Climate change continues to be regarded as one of the greatest threats to humanity, while climate action failure will cause the most damage in the next decade.
This came out in the Global Risks Report for 2022, a series of annual studies by the World Economic Forum that track global risk perceptions among specialists, business leaders, governments and civil society, with a focus on the economy, environment, geopolitics, society and technology.
For the 2022 report, climate change risks accounted for the top three risks by severity, with climate action failure, extreme weather and biodiversity loss — the reduction in the number of genes, species, individual organisms and ecosystems — dominanating. The environmental damage caused by people, as well as the natural resources crisis, were also among the top 10 global risks for the next 10 years.

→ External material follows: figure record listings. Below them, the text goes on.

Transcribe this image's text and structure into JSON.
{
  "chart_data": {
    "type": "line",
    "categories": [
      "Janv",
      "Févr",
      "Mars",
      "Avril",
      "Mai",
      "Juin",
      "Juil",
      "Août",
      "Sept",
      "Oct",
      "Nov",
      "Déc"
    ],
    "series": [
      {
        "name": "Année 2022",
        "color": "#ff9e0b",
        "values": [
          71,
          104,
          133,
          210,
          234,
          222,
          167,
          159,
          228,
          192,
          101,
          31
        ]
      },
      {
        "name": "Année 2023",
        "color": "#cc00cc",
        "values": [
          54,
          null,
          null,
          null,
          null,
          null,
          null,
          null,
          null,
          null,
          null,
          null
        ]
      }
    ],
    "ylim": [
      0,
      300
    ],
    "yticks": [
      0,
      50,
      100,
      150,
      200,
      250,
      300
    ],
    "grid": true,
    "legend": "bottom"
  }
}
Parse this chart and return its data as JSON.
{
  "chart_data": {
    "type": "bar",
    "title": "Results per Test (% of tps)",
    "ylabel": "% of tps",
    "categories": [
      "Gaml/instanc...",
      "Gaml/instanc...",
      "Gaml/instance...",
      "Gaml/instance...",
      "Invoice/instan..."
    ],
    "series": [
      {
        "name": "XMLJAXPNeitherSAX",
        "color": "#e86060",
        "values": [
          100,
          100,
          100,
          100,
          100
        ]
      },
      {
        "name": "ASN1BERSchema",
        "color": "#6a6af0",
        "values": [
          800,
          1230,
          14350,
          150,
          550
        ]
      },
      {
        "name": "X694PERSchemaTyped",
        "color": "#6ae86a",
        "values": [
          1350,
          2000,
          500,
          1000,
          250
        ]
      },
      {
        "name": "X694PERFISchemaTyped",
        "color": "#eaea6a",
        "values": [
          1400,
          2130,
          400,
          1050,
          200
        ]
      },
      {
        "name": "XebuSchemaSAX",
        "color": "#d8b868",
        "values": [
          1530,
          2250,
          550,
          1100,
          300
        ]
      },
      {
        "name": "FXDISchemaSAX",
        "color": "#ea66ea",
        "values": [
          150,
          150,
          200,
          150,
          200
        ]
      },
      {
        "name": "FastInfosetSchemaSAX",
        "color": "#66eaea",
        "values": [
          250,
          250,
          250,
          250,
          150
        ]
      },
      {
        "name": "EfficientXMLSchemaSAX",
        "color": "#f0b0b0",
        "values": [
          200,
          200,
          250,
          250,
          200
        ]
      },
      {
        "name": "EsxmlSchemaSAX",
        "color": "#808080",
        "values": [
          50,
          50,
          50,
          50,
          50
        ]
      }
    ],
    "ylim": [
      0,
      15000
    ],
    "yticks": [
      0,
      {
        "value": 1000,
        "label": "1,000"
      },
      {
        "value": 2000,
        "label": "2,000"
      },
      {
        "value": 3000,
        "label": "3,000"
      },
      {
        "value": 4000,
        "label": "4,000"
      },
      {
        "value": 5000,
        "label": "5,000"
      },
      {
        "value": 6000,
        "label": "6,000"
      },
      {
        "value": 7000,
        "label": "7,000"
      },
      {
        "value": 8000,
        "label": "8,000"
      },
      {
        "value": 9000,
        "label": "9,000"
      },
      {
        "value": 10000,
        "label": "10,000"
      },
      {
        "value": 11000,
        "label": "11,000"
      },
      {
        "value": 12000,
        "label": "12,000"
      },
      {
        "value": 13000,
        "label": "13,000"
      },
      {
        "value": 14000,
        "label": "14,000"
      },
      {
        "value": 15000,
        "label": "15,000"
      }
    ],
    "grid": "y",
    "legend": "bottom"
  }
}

Up to 77% of the respondents said efforts to mitigate climate change had not even started and only one in six were optimistic about the future.
Covid-19 was also highlighted in the report, with changes in the global risk from the pandemic expected to be seen in the next two to 10 years as the effects of the virus began to fall off.
After the release of the report, the World Wide Fund for Nature (WWF) said policy-makers and business people were finally waking up to the real risks posed by climate change and biodiversity loss.
“This is the result of a new ‘eco-awakening’,” WWF international director-general Marco Lambertini said. “And it is why news headlines and social media are routinely dominated by stories about wildfires, droughts, extreme weather, scarcity of resources, loss of wildlife and of course, the ongoing global pandemic.”
He said there was finally an understanding that to build a safer, more prosperous and equitable future, a stable climate change and healthy natural world needed to be secured.
“As the world’s leaders gear up for this year’s biodiversity talks in China, it is critical that they act on society’s concerns and finally connect the dots between climate change, the destruction of nature and our current production and consumption model,” said Lambertini.
“They must also move from responding to pandemics to preventing them by adopting a One Health approach that recognises that the health of people is closely tied to the health of animals and the natural environment.”